Relationships at Varsity: Yes or No?

by Cailyn Sonderup

Dating is first introduced to in school. Generally, people start dating and experimenting in high school and this continues throughout university. Some people do it to find their forever person while some do it to have some fun. Are relationships at varsity a good idea for your academic performance and long-term success?

When I started my first year at UCT, a relationship was very low down on my list of priorities- definitely less important than being at Tin Roof every Thursday night, and even less important than attending my 8AM lectures the next Friday morning (which is really saying something). In fact, I swore that I didn’t want a relationship. Now that I am in my honours year, a lot of things have changed – not only do I never go to Tin Roof, and always go to my 8AM lectures, but I find myself happily in a serious relationship. While a relationship is obviously not something that can really be evaluated in a list of pros and cons, here are a few insights I have gained, looking back on my few years at UCT, both in a relationship and single.

Relationships at Varsity: No?

1. FOMO

Many people starting off their degrees think that being in a relationship will make them suffer from FOMO (fear of missing out) and give them less freedom to go out and to make new friends.  While this really depends on the person and the relationship, there is the danger that the comfort of having a boyfriend or girlfriend might not force you to go out and meet new people, especially if you are new to the university.

2. Neglecting other relationships or work

When some people enter a relationship, their lives seem to be put on hold as their entire world revolves around their partner.  This can be problematic when it means that other friendships get neglected or if it distracts you from coping with varsity work.

3. Being in a relationship means having to compromise

Whether it’s about which movie to see, or balancing hanging out with your friends and your partner’s friends, you have to take your partner’s feelings into account too. If you are dating someone, you can’t always just do what you want to do – so if you’re not ready to do that, being in a relationship may be difficult for you, especially at university where you are juggling friends, studies, jobs and other responsibilities.

4. “Party now while you can”

Some people fear feeling “tied down” in a relationship, especially if you are just starting your university career. Similarly others think that your early years at university should be the time when you take advantage of going out a lot (as opposed to staying in with your girlfriend or boyfriend), since in your later years of studying, you may have less free time for this.
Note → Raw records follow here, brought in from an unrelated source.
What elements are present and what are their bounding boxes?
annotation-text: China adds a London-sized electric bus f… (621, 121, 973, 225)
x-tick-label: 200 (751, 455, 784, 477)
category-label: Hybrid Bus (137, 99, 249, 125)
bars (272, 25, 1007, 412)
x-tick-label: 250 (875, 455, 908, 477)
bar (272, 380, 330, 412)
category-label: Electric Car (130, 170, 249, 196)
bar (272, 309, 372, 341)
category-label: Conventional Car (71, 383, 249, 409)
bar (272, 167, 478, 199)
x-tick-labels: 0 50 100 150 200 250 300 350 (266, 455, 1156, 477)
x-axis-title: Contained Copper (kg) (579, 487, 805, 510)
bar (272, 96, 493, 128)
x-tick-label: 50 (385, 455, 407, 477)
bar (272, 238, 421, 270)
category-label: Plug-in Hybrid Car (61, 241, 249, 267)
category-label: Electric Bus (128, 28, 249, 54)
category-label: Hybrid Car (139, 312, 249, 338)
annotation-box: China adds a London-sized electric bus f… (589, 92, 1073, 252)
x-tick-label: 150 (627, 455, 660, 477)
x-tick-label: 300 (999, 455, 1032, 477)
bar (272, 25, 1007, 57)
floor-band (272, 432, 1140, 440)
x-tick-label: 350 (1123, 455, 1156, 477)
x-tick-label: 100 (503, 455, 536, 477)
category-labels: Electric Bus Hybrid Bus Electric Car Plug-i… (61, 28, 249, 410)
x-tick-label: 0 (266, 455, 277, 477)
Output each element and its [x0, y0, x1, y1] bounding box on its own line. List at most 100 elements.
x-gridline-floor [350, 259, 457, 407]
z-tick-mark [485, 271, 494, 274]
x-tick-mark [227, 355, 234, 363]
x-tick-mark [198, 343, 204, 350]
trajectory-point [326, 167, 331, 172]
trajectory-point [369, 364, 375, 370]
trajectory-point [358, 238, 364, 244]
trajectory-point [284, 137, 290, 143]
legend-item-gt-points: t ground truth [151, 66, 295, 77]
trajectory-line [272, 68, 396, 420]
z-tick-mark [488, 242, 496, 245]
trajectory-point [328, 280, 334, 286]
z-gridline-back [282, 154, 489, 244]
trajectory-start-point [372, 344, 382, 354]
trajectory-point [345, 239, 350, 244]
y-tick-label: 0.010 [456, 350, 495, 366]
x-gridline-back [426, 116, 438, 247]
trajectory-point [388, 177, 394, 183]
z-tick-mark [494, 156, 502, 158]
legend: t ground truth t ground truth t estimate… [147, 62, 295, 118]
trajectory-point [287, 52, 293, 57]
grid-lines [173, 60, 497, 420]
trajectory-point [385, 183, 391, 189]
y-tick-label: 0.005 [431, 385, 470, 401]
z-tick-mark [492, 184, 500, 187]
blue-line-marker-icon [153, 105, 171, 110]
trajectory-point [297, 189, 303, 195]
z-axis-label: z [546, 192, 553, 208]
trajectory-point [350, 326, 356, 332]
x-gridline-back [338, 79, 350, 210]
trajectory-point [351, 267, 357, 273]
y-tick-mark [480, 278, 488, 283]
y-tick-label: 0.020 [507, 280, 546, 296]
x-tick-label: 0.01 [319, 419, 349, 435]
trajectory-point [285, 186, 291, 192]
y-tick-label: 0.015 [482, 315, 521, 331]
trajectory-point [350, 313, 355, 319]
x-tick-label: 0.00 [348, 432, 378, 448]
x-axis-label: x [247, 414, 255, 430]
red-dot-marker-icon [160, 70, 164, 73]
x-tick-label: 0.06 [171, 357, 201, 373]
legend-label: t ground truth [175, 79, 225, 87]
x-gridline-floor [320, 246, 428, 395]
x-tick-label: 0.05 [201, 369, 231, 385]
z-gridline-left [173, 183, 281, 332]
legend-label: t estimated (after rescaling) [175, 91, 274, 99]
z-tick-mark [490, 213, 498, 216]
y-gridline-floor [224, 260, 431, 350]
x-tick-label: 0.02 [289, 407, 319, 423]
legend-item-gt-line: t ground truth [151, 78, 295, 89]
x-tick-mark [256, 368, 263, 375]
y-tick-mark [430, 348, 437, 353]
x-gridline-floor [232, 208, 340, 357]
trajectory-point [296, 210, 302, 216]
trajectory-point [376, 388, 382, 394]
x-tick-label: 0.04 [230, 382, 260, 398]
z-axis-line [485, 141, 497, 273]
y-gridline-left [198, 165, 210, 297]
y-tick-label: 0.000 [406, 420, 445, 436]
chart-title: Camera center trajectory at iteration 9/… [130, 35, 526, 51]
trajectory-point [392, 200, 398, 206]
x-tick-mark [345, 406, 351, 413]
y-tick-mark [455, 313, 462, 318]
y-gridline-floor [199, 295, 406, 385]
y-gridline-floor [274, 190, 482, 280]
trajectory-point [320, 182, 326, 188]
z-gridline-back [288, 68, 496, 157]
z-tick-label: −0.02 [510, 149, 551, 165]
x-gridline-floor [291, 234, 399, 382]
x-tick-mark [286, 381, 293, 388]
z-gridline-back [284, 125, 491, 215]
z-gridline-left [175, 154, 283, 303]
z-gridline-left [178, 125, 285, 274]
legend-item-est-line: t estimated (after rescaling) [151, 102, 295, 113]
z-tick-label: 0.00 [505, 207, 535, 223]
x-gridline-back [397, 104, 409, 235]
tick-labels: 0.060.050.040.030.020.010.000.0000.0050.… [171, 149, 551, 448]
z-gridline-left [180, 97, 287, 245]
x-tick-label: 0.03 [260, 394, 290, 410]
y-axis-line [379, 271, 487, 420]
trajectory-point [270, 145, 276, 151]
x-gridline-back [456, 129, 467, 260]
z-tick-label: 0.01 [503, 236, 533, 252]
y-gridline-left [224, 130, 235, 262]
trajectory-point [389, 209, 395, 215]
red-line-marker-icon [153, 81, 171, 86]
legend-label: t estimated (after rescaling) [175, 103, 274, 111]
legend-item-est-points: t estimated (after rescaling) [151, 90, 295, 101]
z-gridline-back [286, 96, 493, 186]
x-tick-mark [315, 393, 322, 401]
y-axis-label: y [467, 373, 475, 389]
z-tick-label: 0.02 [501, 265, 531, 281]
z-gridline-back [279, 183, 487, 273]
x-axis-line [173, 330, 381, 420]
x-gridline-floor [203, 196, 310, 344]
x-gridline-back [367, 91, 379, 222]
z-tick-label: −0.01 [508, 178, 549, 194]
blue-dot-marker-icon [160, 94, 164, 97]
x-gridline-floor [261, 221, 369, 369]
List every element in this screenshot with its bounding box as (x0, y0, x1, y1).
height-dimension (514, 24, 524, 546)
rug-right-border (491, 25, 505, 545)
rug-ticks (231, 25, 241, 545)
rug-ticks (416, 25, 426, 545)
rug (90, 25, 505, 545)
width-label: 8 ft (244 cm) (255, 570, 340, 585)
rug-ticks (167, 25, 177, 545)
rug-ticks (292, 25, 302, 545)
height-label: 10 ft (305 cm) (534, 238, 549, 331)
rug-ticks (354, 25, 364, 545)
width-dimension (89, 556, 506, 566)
Of course, nothing is stopping you from going out if you are in a relationship, but if these fears resonate with you, perhaps you are not ready to commit to being in a relationship.

Relationships at Varsity: Yes?

1. Being exposed to new friends from different friend circles, cities, countries or faculties

University is one of the best places to be when it comes to meeting new and different types of people, and being exposed to different ideas, cultures and ways of thinking. Having a boyfriend or girlfriend may only enhance this, especially if you are from different cities/countries or different faculties/degrees, as you mix your friendship groups and ideas.

2. Having someone to support you when things get tough

Whether exam time is looming or you are missing your family or home, it is reassuring to have someone who will support you and be there for you – and listen to your complaints about how much work you have or how stressed you are (because no matter how good your friends are, they will eventually get tired of listening to this).

3. Being in a relationship means never having to watch series on a weekend night alone.

Which makes those Game of Thrones marathons ok.

4. Being in a relationship means that you never have to be lonely.

Of course, this also depends on the type of person you are – some people enjoy having plenty of “me-time”, while others prefer to have people around them.  But especially for those who are at university away from home, or are living by themselves or in res, a boyfriend or girlfriend can be your family away from home.

5. Not being involved in “game-playing”

One of the advantages of a relationship is not having to be single and deal with all the “game-playing” and uncertainty that may accompany going out and dating; rather you can be with someone who accepts and loves you for who you are.

6. Taking advantage of the opportunity at university to meet lots of new people through dating

University is one of the times when you are constantly meeting new people, so perhaps it is the time to be taking advantage of this by dating and figuring out what kinds of people you like or would like to date, regardless of whether you and your date are going to be together forever or not.

7. Love

And of course, being in a relationship means (or should mean) being in love and being loved in return.  I don’t think I have to elaborate on this one.

Of course, ultimately whether or not being in a relationship at varsity would work for you, is not really something that can be established in a list of pros or cons and will differ from person to person and relationship to relationship.  In the end, the decision won’t really be about FOMO or having someone to watch series with- it will be about being with someone who makes you happy in a way no one else can. And if you have that, you probably won’t need to look at the pros and cons.

EduConnect 2cents

Generally, you’ll know what you want with regards to dating. You may be totally against dating until you meet that one person who completely sweeps you off your feet. Or you may date various people because they bring fun and companionship into your life. Whatever type of person you are, you should know yourself well enough to know what you want. If you don’t know what you want, find out.